In the end, both First American Financial and Pearson got off with relatively light penalties compared to the first case of breach disclosure issues. In 2018, Yahoo was fined $35 million for failing to reveal a 2014 data breach and its consequences in financial disclosures. However, First American Financial and Pearson are different from Yahoo in that they involve SEC action pertaining specifically to the breach and vulnerability, whereas Yahoo involved an SEC fine that came four years after the breach and which related solely to the charge of misleading investors.
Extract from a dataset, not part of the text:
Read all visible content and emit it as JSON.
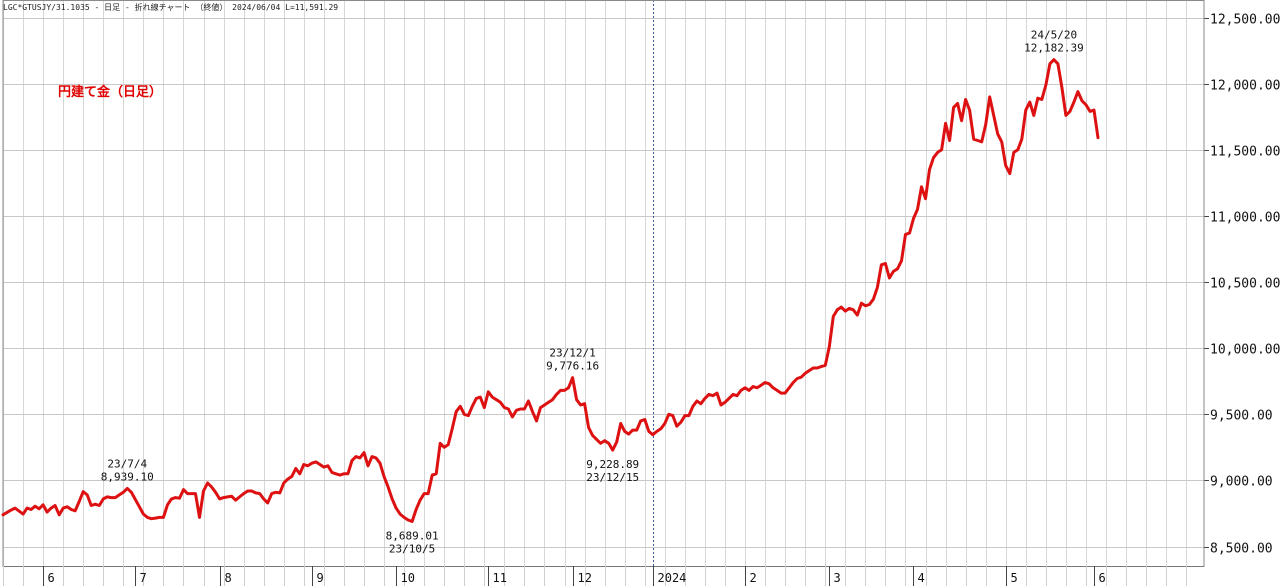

The new fines are proof positive from the SEC that the agency now considers cyber risk to be as significant as any other business risk that imperils the finances and future of the company and deprives the investing public of the information needed to make sound investment decisions.
Going forward, we will see greater scrutiny on how companies handle the disclosure of cybersecurity matters, in particular. The Biden administration has been laser-focused on creating greater transparency with cybersecurity in an attempt to improve our nation’s defensive capabilities in the face of non-stop ransomware and other attacks. In strategic guidance provided in March, President Biden listed cybersecurity defenses as a top priority for our country’s national security, the first time cybersecurity was designated as such.
Regulators will expect more transparency from public companies that experience cyberattacks and other incidents that can have material financial consequences. This is a good thing for companies and the industry as a whole. The more visibility companies have into their cyber risk the more effectively they can address it. With the right disclosure controls and best risk management practices in place, companies will be able to not just comply with SEC regulations but also better understand the risks and prevent future harm. This means less risk for their investors and a healthier marketplace.